Honouring an Emperor
Emperor Meiji – whom the Meiji Restoration was centred around – died in 1912, having successfully transformed Japan from a feudal nation to a recognisable modern power. The shrine was built in honour of the emperor and his wife, the Empress Shoken.
The shrine’s construction began in 1915. Materials for the shrine were taken from regions like Korea and Taiwan which at the time had fallen under Japanese rule. According to historical sources, the construction process had cost Japan well over 500,000 Yen.

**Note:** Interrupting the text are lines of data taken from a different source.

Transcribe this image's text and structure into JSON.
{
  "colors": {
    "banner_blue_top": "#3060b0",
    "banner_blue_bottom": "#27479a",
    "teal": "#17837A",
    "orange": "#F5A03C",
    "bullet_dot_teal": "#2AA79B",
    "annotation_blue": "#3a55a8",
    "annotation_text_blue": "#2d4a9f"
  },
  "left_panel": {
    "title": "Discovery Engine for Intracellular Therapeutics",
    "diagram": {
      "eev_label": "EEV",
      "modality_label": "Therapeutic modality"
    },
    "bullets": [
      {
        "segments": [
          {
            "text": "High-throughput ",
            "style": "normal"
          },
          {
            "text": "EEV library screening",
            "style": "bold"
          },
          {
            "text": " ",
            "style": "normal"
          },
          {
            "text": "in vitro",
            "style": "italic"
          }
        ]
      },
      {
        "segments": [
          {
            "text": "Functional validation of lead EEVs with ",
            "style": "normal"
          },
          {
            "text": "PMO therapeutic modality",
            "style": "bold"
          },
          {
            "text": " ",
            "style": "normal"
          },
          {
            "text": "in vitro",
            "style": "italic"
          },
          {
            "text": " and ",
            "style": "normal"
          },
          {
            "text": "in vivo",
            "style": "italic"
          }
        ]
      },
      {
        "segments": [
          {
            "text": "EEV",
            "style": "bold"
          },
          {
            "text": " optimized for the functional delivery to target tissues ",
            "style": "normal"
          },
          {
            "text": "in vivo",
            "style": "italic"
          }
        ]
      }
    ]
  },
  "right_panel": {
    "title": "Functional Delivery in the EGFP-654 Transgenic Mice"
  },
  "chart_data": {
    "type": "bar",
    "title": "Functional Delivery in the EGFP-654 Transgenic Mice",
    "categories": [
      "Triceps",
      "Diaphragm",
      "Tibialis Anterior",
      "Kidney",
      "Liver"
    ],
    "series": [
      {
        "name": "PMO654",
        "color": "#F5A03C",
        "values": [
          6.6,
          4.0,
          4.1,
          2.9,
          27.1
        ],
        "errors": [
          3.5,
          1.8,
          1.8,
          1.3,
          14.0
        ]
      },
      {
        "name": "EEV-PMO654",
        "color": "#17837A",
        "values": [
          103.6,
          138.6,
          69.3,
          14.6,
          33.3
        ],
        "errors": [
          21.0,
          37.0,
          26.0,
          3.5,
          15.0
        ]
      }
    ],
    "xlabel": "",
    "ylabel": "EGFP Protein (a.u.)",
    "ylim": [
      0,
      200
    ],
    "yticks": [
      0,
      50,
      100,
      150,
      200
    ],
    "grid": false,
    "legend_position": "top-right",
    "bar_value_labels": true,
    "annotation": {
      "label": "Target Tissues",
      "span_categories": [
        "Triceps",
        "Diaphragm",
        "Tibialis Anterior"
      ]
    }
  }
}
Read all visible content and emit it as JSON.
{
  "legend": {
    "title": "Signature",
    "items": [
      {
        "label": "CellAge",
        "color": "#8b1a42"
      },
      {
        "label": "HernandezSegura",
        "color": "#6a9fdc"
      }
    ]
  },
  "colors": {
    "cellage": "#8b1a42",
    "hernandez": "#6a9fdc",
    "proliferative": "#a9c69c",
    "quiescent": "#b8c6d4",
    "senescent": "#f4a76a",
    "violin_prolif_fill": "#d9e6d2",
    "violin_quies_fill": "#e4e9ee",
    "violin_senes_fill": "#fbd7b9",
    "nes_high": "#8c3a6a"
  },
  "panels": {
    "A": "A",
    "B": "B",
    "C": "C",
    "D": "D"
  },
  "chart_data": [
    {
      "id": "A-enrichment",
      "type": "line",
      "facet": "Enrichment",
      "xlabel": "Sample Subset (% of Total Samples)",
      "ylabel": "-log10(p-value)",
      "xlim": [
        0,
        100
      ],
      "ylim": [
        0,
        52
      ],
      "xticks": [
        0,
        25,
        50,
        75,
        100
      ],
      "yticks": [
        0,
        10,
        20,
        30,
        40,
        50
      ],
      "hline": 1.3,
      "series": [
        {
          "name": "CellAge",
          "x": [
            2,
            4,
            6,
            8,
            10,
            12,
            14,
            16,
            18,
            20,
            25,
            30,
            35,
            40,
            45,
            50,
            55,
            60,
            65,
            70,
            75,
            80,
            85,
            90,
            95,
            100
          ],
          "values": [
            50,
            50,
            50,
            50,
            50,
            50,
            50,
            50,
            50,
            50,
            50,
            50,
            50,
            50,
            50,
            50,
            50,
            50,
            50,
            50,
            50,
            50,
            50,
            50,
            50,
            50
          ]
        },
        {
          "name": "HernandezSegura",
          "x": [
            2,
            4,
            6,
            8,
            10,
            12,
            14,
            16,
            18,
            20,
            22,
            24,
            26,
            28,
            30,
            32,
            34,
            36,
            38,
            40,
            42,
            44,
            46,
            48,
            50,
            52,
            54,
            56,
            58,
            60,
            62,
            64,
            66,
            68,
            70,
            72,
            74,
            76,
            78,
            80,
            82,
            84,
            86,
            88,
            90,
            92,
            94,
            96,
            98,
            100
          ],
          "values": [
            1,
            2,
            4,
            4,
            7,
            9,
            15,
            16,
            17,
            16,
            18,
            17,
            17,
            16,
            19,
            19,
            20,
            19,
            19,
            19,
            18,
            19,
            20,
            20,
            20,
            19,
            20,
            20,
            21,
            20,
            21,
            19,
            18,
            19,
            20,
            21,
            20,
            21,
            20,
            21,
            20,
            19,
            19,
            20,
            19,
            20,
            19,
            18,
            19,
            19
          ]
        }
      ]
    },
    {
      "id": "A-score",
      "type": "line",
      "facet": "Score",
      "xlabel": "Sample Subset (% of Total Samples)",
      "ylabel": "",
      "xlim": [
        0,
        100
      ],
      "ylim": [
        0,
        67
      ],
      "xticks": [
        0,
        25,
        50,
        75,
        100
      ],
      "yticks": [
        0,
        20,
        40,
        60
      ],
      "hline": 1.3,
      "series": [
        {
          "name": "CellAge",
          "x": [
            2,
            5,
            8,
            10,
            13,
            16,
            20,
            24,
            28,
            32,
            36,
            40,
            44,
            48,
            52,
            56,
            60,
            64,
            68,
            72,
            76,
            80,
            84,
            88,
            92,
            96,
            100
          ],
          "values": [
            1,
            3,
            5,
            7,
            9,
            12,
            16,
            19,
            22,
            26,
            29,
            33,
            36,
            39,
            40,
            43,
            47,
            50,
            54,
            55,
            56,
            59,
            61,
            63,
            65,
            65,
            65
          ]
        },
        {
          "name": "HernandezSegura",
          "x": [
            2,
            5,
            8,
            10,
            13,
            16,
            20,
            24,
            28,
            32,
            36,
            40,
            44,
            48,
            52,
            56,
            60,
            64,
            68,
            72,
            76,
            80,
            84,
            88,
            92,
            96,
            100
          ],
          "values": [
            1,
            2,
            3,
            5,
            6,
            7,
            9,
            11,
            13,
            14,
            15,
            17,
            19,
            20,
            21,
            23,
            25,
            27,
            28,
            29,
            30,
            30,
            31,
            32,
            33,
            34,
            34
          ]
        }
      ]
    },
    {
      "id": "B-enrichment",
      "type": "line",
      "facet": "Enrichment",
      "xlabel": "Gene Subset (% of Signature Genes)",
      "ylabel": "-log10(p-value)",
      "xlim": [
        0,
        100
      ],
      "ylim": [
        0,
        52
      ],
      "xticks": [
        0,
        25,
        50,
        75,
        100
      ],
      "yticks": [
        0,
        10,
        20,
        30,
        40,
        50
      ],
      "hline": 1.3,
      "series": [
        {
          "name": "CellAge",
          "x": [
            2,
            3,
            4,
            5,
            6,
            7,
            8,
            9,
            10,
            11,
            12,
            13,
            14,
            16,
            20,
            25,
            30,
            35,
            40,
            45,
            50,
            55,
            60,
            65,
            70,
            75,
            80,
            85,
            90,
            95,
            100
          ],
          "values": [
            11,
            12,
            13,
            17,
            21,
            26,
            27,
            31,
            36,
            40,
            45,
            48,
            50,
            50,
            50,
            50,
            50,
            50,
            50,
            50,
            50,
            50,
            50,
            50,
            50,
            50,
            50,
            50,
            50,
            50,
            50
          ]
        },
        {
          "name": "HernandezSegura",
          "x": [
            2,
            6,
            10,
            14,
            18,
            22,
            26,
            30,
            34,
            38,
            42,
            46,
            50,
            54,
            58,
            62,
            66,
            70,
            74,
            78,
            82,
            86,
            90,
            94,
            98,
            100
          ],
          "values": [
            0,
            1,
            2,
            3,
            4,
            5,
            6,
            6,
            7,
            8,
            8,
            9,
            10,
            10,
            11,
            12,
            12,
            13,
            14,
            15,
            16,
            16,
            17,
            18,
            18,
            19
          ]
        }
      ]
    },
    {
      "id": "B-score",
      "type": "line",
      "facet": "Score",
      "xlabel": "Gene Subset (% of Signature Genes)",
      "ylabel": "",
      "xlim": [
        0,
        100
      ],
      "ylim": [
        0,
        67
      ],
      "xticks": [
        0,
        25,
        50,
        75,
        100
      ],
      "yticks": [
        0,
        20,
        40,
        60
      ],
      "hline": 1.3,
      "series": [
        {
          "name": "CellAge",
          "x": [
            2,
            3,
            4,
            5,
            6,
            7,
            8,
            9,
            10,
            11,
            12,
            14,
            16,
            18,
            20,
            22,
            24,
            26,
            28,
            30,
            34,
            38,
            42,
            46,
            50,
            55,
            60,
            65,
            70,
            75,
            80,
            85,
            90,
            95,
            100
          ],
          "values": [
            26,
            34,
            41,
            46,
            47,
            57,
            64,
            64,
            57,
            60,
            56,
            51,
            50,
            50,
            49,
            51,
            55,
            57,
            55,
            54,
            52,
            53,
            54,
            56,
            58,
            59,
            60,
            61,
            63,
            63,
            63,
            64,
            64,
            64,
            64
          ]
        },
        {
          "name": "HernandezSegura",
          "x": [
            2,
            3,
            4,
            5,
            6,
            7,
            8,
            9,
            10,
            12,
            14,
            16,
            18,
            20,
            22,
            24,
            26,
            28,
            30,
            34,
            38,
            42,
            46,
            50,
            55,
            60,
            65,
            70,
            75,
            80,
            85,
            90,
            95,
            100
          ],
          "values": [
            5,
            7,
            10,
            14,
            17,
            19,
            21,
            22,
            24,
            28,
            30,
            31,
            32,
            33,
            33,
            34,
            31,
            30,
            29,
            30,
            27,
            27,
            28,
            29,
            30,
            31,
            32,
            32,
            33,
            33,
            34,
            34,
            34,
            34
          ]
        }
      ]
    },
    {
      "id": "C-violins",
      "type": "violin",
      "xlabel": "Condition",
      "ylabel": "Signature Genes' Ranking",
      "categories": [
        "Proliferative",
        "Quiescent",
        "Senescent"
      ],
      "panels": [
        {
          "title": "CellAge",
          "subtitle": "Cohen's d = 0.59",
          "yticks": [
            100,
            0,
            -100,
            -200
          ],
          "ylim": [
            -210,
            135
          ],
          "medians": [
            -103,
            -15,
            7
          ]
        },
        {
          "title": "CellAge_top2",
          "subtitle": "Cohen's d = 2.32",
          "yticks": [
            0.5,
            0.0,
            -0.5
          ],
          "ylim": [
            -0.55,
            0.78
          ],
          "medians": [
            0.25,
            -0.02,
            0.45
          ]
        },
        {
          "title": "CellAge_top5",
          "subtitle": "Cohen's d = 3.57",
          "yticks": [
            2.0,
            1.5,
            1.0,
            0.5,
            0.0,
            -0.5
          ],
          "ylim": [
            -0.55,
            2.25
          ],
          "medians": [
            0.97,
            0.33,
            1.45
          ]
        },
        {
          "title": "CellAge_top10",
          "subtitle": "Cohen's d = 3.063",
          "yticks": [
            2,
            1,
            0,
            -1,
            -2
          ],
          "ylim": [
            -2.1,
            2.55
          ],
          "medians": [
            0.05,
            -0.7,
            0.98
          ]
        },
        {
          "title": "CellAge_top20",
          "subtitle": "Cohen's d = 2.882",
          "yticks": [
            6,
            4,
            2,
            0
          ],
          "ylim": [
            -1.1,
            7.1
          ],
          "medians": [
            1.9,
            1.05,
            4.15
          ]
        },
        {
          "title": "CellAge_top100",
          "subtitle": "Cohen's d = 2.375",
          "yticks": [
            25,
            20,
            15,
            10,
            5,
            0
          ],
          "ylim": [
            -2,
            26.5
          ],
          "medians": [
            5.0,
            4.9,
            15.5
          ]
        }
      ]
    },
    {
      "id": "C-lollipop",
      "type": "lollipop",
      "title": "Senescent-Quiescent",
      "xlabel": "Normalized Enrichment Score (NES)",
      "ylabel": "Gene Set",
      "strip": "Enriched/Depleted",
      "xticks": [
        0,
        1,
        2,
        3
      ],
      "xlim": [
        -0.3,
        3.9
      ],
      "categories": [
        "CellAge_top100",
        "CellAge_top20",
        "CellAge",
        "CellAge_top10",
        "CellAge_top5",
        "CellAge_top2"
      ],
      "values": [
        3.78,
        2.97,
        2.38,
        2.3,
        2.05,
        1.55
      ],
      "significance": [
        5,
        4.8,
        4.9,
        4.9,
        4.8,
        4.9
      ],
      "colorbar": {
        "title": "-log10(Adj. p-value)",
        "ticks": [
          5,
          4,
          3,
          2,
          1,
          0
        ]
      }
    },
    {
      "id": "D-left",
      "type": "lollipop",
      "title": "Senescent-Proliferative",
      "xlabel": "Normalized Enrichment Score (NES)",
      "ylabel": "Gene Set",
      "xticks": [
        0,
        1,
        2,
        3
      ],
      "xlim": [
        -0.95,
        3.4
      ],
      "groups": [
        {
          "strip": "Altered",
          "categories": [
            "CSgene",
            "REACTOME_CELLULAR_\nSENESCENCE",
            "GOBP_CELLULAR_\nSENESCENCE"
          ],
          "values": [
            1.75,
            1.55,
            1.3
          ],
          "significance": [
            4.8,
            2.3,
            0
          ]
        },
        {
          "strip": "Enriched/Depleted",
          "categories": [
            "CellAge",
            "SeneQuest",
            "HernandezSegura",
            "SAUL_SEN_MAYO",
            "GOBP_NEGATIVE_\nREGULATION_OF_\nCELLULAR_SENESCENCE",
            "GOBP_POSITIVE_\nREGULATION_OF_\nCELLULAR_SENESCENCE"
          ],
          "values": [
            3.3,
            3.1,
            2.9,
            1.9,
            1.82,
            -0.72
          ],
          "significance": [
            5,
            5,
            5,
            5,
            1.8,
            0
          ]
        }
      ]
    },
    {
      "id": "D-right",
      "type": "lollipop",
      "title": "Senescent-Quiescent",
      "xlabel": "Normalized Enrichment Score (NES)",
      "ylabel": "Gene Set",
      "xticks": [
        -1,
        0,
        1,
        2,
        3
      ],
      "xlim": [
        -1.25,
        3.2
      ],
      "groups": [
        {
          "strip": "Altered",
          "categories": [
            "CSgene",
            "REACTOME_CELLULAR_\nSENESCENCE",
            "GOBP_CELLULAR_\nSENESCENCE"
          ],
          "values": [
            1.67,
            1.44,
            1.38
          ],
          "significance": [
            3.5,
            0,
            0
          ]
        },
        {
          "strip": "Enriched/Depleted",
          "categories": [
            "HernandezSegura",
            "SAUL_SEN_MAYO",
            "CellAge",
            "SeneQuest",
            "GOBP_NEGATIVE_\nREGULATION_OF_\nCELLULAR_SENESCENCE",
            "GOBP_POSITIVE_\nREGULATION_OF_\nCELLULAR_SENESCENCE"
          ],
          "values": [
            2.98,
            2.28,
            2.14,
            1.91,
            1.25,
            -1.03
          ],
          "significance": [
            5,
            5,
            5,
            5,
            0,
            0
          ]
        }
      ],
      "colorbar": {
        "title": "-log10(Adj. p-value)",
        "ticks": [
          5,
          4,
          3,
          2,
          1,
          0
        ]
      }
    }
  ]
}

If you’re staying at one of the Shibuya hotels – say, for example, the Cerulean Tower Tokyu Hotel – it might surprise you that the Meiji Shrine is found in a calm and tranquil patch of woods, far removed from the hustle and bustle of the rest of the city. Aside from admiring the shrine itself, the location is perfect to just collect your thoughts and enjoy some privacy.
The Shrine Layout
As you make your way through the woods, you’ll come upon the Jingu Bashi Bridge. This is the main entrance to the shrine. The shrine itself is divided into two major areas – the Naien and the Gaien. The Naien is the inner precinct which contains a museum and various scriptures about the emperor and empress. The Gaien includes a spectacular picture gallery and a number of open restaurants.